Фролов замотал головой — нет-нет, какие еще врачи...
— Аквариум с рыбками лопнул на дне океана, — сказал он.
С этими словами он встал, пошатываясь, и вышел из переговорной.
Мысли роились в голове — чужие, нечеловеческие, навязанные мысли, они наслаивались друг на друга в цветастом калейдоскопе, они вроде даже несли какой-то смысл, но как его поймать, когда их так много, и они такие безумные, и ему стало страшно от этого дикого абсурда в собственной голове.
Аквариум с рыбками лопнул на дне океана, и рыбки вырвались на свободу, и если взять воздушного змея и прикрепить к нему вентилятор, будет не так жарко, а рыбки наконец-то научатся летать.
Он шел по коридору, держась за стену.
И рыбки, да, они научатся летать, и они будут жить в больших уличных фонарях, и снова возродится давно забытая профессия фонарщика, были раньше такие дядьки, которые лезли по лестницам к фонарям, а почему они исчезли, почему сейчас нет лестниц и таких дядек, это как трубочисты, хотя нет, ведь сейчас есть трубочисты, босс недавно нанимал трубочиста на дачу, а вообще «трубочист» звучит как-то по-гейски, ха-ха, а может, это босс так иносказательно выразился, мол, прочистить трубы, а еще трубы можно прочистить выпивкой, но пить сейчас наверное не стоит, разве что воды, просто воды...
Он вышел на улицу. Стояла жара. В синем небе висели рваные облака.
Мир вокруг оказался слишком страшным и ненастоящим.
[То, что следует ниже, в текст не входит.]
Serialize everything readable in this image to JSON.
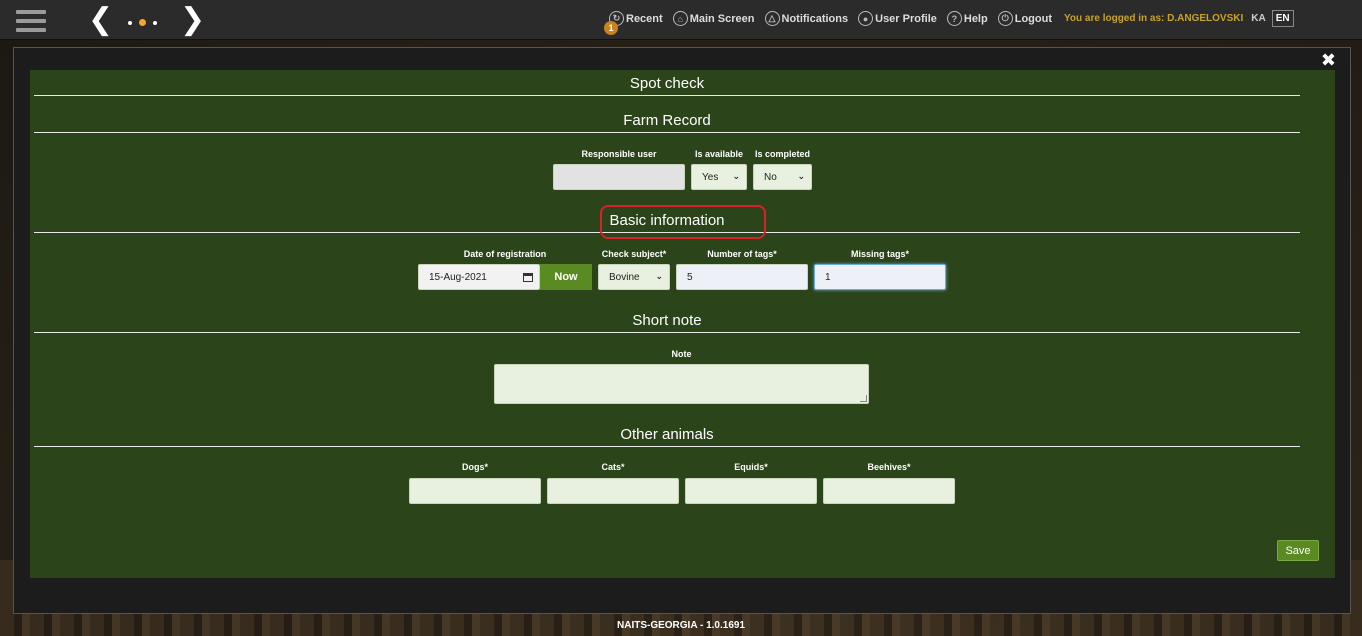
{
  "topbar": {
    "menu": {
      "recent": "Recent",
      "recent_badge": "1",
      "main_screen": "Main Screen",
      "notifications": "Notifications",
      "user_profile": "User Profile",
      "help": "Help",
      "logout": "Logout"
    },
    "logged_in": "You are logged in as: D.ANGELOVSKI",
    "languages": [
      "KA",
      "EN"
    ],
    "active_language": "EN",
    "accent_color": "#c9a227"
  },
  "modal": {
    "title": "Spot check",
    "farm_record": {
      "heading": "Farm Record",
      "responsible_user_label": "Responsible user",
      "responsible_user_value": "",
      "is_available_label": "Is available",
      "is_available_value": "Yes",
      "is_completed_label": "Is completed",
      "is_completed_value": "No"
    },
    "basic_info": {
      "heading": "Basic information",
      "date_label": "Date of registration",
      "date_value": "15-Aug-2021",
      "now_button": "Now",
      "check_subject_label": "Check subject*",
      "check_subject_value": "Bovine",
      "number_of_tags_label": "Number of tags*",
      "number_of_tags_value": "5",
      "missing_tags_label": "Missing tags*",
      "missing_tags_value": "1"
    },
    "short_note": {
      "heading": "Short note",
      "note_label": "Note",
      "note_value": ""
    },
    "other_animals": {
      "heading": "Other animals",
      "dogs_label": "Dogs*",
      "cats_label": "Cats*",
      "equids_label": "Equids*",
      "beehives_label": "Beehives*"
    },
    "save_button": "Save",
    "panel_color": "#2b4419",
    "highlight_color": "#d8222a"
  },
  "footer": "NAITS-GEORGIA - 1.0.1691"
}
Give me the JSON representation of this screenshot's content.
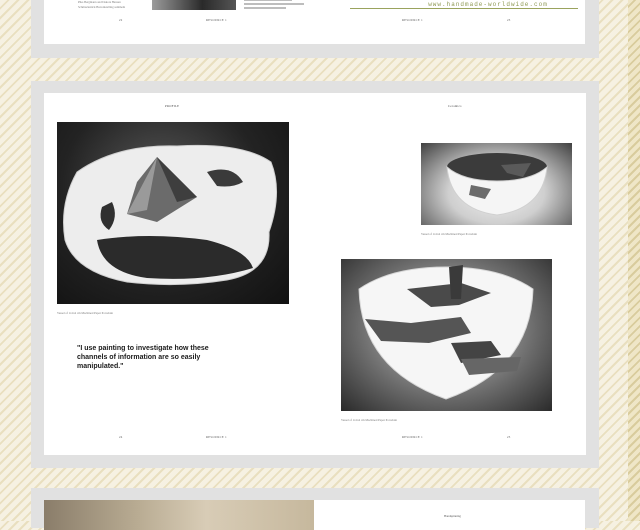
{
  "top_spread": {
    "credit_left": [
      "Pika Bergmann and Dakota Hansen",
      "Schmuckstück Bretonktelling sammeln"
    ],
    "website": "www.handmade-worldwide.com",
    "folio_left": "22",
    "running_left": "RESOURCE 1",
    "running_right": "RESOURCE 1",
    "folio_right": "23"
  },
  "spread": {
    "header_left": "PROFILE",
    "header_right": "Ceramics",
    "caption_left": "Vessel of 1x1x4 cm Machined Paper Porcelain",
    "caption_top_right": "Vessel of 1x1x4 cm Machined Paper Porcelain",
    "caption_bottom_right": "Vessel of 1x1x4 cm Machined Paper Porcelain",
    "quote": "\"I use painting to investigate how these channels of information are so easily manipulated.\"",
    "folio_left": "24",
    "running_left": "RESOURCE 1",
    "running_right": "RESOURCE 1",
    "folio_right": "25"
  },
  "bottom_spread": {
    "label": "Handspinning"
  }
}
Все ненастоящее, и он сам ненастоящий. Он стал говорить сам с собой вслух, лишь бы предоставить себе хоть какое-то доказательство своей реальности, но не помогало, потому что это не он говорил его устами, и не он слышал его ушами.
Все это был кто-то другой, и весь мир был кем-то другим.
Кто-то другой шел по улице с аквариумом на голове, и все вокруг искажалось, переливалось, гудело сквозь толщу воды.
Обматерил один прохожий. Второй. Засигналил автомобиль.
А если есть профессия трубочист, должна быть профессия рыбочист, это специальный человек, который чистит рыбу, чтобы ей не было так жарко, ведь если рыбы научатся летать, им не нужна чешуя, им будет слишком жарко в ней...
Все писатели, в сущности, писали о рыбах. Пушкин писал о рыбах, Лермонтов писал о рыбах, Толстой писал о рыбах, Достоевский — о, Достоевский только и писал что о рыбах, у него ведь все персонажи рыбы, и Раскольников — рыба, и Свидригайлов — рыба, и Сонечка — рыба, и Гитлер — рыба, стоп, какой Гитлер, я ведь только что думал о Достоевском, при чем тут вообще Гитлер и почему он, мать его, рыба!
Почему Гитлер — рыба?
Фролов шел куда глаза глядят, отчаянно пытаясь найти место, где этот мир наконец снова станет настоящим, но такого места не было — наоборот, куда бы он ни шел, мир становился еще более чужим, пластилиновым, пластмассовым, и он сам будто видел себя со стороны — вот он идет, шатаясь, с совершенно очумевшими глазами, и все вокруг большое, страшное и нереальное.
— Как себя чувствуете?
— Плохо.
Врач нащупывал пульс и мерил давление. Фролов полулежал, прислонившись к дереву, в скверике на Петроградской. Рядом стояла карета скорой.
— Какие-нибудь лекарства пьете?
— Нет.
— Наркотики употребляете?
— Нет.
— Проверим. Пойдем в машину, там поговорим.
А рыбки все плавали и плавали, и стекло аквариума пошло трещинами, и когда он, Фролов, наконец-то закрыл глаза на кушетке скорой, все вдруг вдребезги расколошматилось с диким треском, и вода в аквариуме стала той же водой и тем же океаном, и поплыли цветастые рыбки в разные стороны. Золотые и красные.